Background

Artificial intelligence (AI) techniques are getting popular and utilized in various products and services. While the cloud-based AI techniques have been used to perform compute/memory intensive inferences because of the powerful servers on cloud, on-device AI technologies are recently drawing attention from the mobile industry for response time reduction, privacy protection, and connection-less AI service. Big mobile players are investing their research effort in the on-device AI technologies and have already announced hardware and software on-device AI solutions. We are not leading this trend currently, but since on-device AI area has just started and remains in the initial stage, there are still opportunities and possibilities to reduce the gap between pioneers and us. We believe that on-device AI will become a key differentiator for mobile phones, TV, and other home appliances. Therefore, developing on-device AI software stack is of paramount importance in order to take leadership in the on-device AI technology.

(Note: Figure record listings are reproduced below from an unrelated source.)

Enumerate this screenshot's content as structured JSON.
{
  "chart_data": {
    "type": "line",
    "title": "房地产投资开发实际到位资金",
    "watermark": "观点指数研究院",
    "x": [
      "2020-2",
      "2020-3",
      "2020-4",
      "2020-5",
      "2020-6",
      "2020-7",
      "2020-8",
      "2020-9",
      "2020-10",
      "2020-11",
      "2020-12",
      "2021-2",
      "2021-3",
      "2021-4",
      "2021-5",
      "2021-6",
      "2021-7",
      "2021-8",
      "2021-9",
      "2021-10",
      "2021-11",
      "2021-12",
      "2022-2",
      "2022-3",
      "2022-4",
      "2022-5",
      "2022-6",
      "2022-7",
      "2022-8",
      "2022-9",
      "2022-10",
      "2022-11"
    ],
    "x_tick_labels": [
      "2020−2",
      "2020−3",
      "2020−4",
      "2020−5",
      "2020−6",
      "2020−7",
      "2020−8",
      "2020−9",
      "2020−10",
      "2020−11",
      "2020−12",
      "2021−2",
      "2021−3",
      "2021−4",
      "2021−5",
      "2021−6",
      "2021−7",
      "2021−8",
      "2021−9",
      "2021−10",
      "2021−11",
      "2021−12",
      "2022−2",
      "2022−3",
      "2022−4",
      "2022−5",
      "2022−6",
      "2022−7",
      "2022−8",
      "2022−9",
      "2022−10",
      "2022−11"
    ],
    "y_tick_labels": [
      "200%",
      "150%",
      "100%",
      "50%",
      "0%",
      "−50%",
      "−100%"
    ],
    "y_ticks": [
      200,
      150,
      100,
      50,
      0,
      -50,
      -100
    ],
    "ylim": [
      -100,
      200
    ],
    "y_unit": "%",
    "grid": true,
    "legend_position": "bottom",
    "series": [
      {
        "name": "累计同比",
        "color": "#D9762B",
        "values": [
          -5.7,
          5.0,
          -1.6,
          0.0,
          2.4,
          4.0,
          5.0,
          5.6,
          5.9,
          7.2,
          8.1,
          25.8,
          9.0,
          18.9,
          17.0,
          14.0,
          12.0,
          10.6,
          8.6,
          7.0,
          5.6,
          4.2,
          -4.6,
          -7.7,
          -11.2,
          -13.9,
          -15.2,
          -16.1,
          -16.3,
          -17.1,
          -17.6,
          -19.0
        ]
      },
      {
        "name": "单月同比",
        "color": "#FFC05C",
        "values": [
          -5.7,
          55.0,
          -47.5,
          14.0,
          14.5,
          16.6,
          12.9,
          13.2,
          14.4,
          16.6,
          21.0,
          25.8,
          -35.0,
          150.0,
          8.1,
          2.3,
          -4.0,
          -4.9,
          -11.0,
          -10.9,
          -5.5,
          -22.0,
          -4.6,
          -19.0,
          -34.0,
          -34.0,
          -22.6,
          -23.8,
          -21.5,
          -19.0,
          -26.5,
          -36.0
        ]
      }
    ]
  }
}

Although the vision of on-device AI is promising, enabling on-device AI involves unique technical challenges compared to traditional cloud-based approach. This is because on-device AI tries to conduct inference tasks solely on device without connecting to cloud resources. Specifically, hardware resources on device, such as processor performance, memory capacity and power budget are very scarce and limit the compute capability, which is typically required to execute complex neural network (NN) models. For example, in one product requirement, a mobile device should consume less than 1.2W and could use at most 2W only for 10 minutes due to thermal constraints. On-device AI software stack needs to support diverse device environments, since embedded platforms may consist of heterogeneous compute devices, such as CPU, GPU, DSP, or neural processing unit (NPU), and use different OS platforms, such as Tizen, Android, or various Linux systems.

To tackle the challenges above and to have the leadership in on-device AI technology, this project, as the first step, aims at developing a neural network inference framework specialized and optimized for on-device AI.